Once again the Democrats answer to the country's many issues is to drive a class warfare wedge into the body politic as they do not have an agenda or solutions.

Fred Barnes wrote:

What Edwards is most associated with is the idea of "two Americas," one rich and privileged, the other stuck with second-class schools and health care and subsistence-level jobs. But he gives no evidence of having thought this idea through. In fact, his own biography undermines the very notion of two Americas. Edwards rose from humble origins, the son of a mill worker, to become a skilled and wealthy trial lawyer. He says "everything is possible" in America, oblivious to how this statement contradicts his theme of two Americas.

Indeed, practically everything is possible. Tens of millions of Americans have risen from the lower rungs economically to achieve remarkable success. Like Edwards, they weren't locked in a lesser America. Opportunity is everywhere. Bill Clinton seized it in Arkansas. Barak Obama, the black state senator who delivered the keynote address at the convention and is all but certain to win a U.S. Senate seat this fall, grabbed it in Illinois.

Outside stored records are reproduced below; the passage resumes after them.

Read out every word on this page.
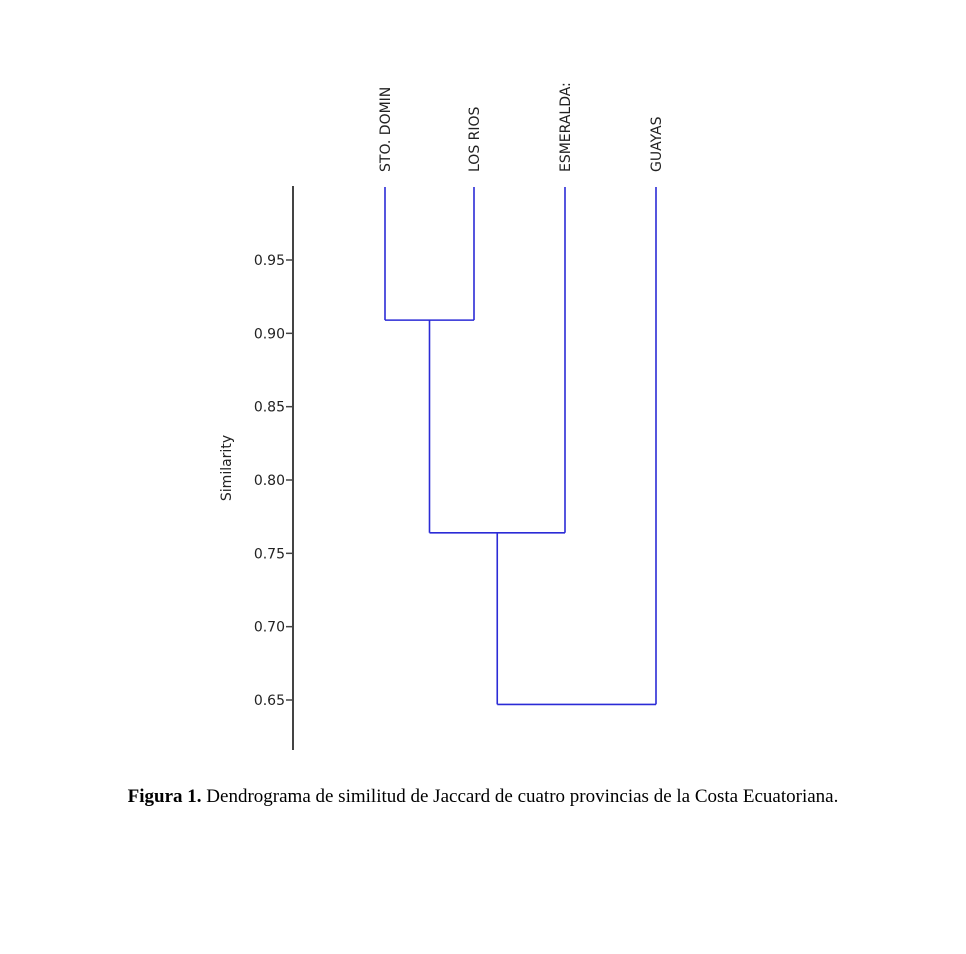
0.65
0.70
0.75
0.80
0.85
0.90
0.95
Similarity
STO. DOMIN	LOS RIOS	ESMERALDA:	GUAYAS
Figura 1. Dendrograma de similitud de Jaccard de cuatro provincias de la Costa Ecuatoriana.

Edwards doesn't understand--or chooses to ignore--that America is an extraordinarily mobile society. People move from job to job, usually for higher pay and more satisfying work. They start businesses. Those in the bottom fifth of the economy routinely soar to the top fifth in a few years. Social mobility is the name of the game. It's a more rough-and-tumble sort of capitalism than exists in Europe, but it works to produce amazing wealth. One fruit is home ownership. More than two-thirds of Americans own their homes and a higher rate of ownership record is achieved every year.

But even if there were two Americas, Edwards's solutions would not help. His answer is to curb the activity of lobbyists in Washington and boost the minimum wage. And he wants to raise taxes in the top economic brackets, going after the very entrepreneurs and small business owners who create most of the new jobs in America. Soak-the-rich is neither a new idea nor a good one.

Nor is industrial policy. Edwards said this in his convention speech: "We will invest in the jobs of the future--in the technologies and innovation to ensure that America stays ahead of the competition." The truth is that America has stayed ahead of the world in technology partly because government hasn't been investing and interfering and regulating. Left alone, the high tech sector has boomed far beyond what anyone in government, Democrat or Republican, might have imagined.

I couldn't agree with Barnes or Tracinski more.